Last month, the New York Times and Washington Post revealed that a secretive operation, codenamed Crossfire Hurricane, was conducted by the FBI from the summer of 2016. The counterintelligence operation was reportedly launched on the basis of intelligence received from overseas.

Veteran CIA agent and academic Stefan Halper acted as a confidential informant who tried to extract potentially compromising information from George Papadopoulos, Sam Clovis, Carter Page and other members of the Trump campaign. Papadopoulos later pled guilty to making false statements to the FBI.

The FBI’s mandate is to conduct operations inside the US, while the CIA operates overseas. Since Halper met with Trump’s campaign aides in London, Brennan’s critics are curious if the CIA director had a hand in that operation, either on his own initiative or under orders from the Obama administration.

Since leaving the agency, Brennan - once a defender of the CIA’s practices of torture and domestic spying - has become a darling of the liberal #Resistance for his frequent anti-Trump diatribes.

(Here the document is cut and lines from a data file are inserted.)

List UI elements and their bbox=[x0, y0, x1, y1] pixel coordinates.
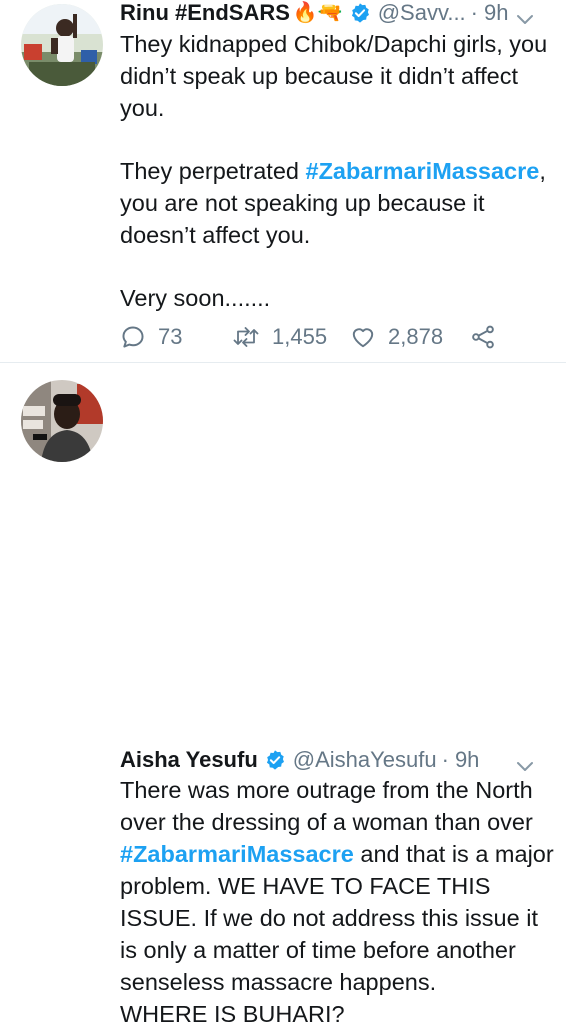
like-button[interactable]: 2,878 bbox=[350, 324, 470, 350]
hashtag-link[interactable]: #ZabarmariMassacre bbox=[120, 841, 354, 867]
author-emoji: 🔥🔫 bbox=[292, 2, 343, 24]
separator: · bbox=[470, 0, 478, 25]
verified-badge-icon bbox=[349, 2, 371, 24]
author-handle[interactable]: @AishaYesufu bbox=[293, 747, 437, 773]
reply-icon bbox=[122, 326, 144, 348]
separator: · bbox=[441, 747, 449, 772]
tweet-text: They kidnapped Chibok/Dapchi girls, you … bbox=[120, 28, 554, 314]
text-fragment: There was more outrage from the North ov… bbox=[120, 777, 533, 835]
tweet-paragraph: They perpetrated #ZabarmariMassacre, you… bbox=[120, 155, 554, 251]
like-count: 2,878 bbox=[388, 324, 444, 349]
retweet-count: 1,455 bbox=[272, 324, 328, 349]
reply-count: 73 bbox=[158, 324, 183, 349]
share-button[interactable] bbox=[470, 324, 508, 350]
share-icon bbox=[472, 325, 494, 349]
tweet-time[interactable]: 9h bbox=[484, 0, 508, 26]
avatar[interactable] bbox=[21, 4, 103, 86]
text-fragment: They perpetrated bbox=[120, 158, 306, 184]
author-name[interactable]: Aisha Yesufu bbox=[120, 747, 258, 773]
author-name[interactable]: Rinu #EndSARS bbox=[120, 0, 290, 26]
tweet-header: Rinu #EndSARS 🔥🔫 @Savv... · 9h bbox=[120, 0, 552, 26]
tweet-paragraph: They kidnapped Chibok/Dapchi girls, you … bbox=[120, 31, 548, 121]
tweet-divider bbox=[0, 362, 566, 363]
reply-button[interactable]: 73 bbox=[120, 324, 232, 350]
tweet-paragraph: There was more outrage from the North ov… bbox=[120, 774, 554, 998]
hashtag-link[interactable]: #ZabarmariMassacre bbox=[306, 158, 540, 184]
verified-badge-icon bbox=[264, 749, 286, 771]
tweet-text: There was more outrage from the North ov… bbox=[120, 774, 554, 1030]
tweet-paragraph: WHERE IS BUHARI? bbox=[120, 1001, 345, 1027]
heart-icon bbox=[352, 328, 374, 348]
tweet-paragraph: Very soon....... bbox=[120, 285, 271, 311]
tweet[interactable]: Rinu #EndSARS 🔥🔫 @Savv... · 9h They kidn… bbox=[0, 0, 566, 362]
author-handle[interactable]: @Savv... bbox=[378, 0, 466, 26]
retweet-button[interactable]: 1,455 bbox=[232, 324, 350, 350]
tweet-actions: 73 1,455 2,878 bbox=[120, 322, 508, 352]
tweet-header: Aisha Yesufu @AishaYesufu · 9h bbox=[120, 747, 552, 773]
avatar[interactable] bbox=[21, 380, 103, 462]
retweet-icon bbox=[233, 327, 259, 347]
tweet-time[interactable]: 9h bbox=[455, 747, 479, 773]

He did agree with the president on one thing, however: the appointment of long-time CIA employee Gina Haspel to lead the agency after Trump’s first spy chief, Mike Pompeo, was reassigned to the State Department. Haspel was the CIA’s station chief in London at the time of Halper’s contacts with Trump’s campaign staff. She testified in her confirmation hearings that the CIA never spied on Trump or received information from British intelligence. Senator Paul, who voted against Haspel’s confirmation, cast doubt on that testimony in May.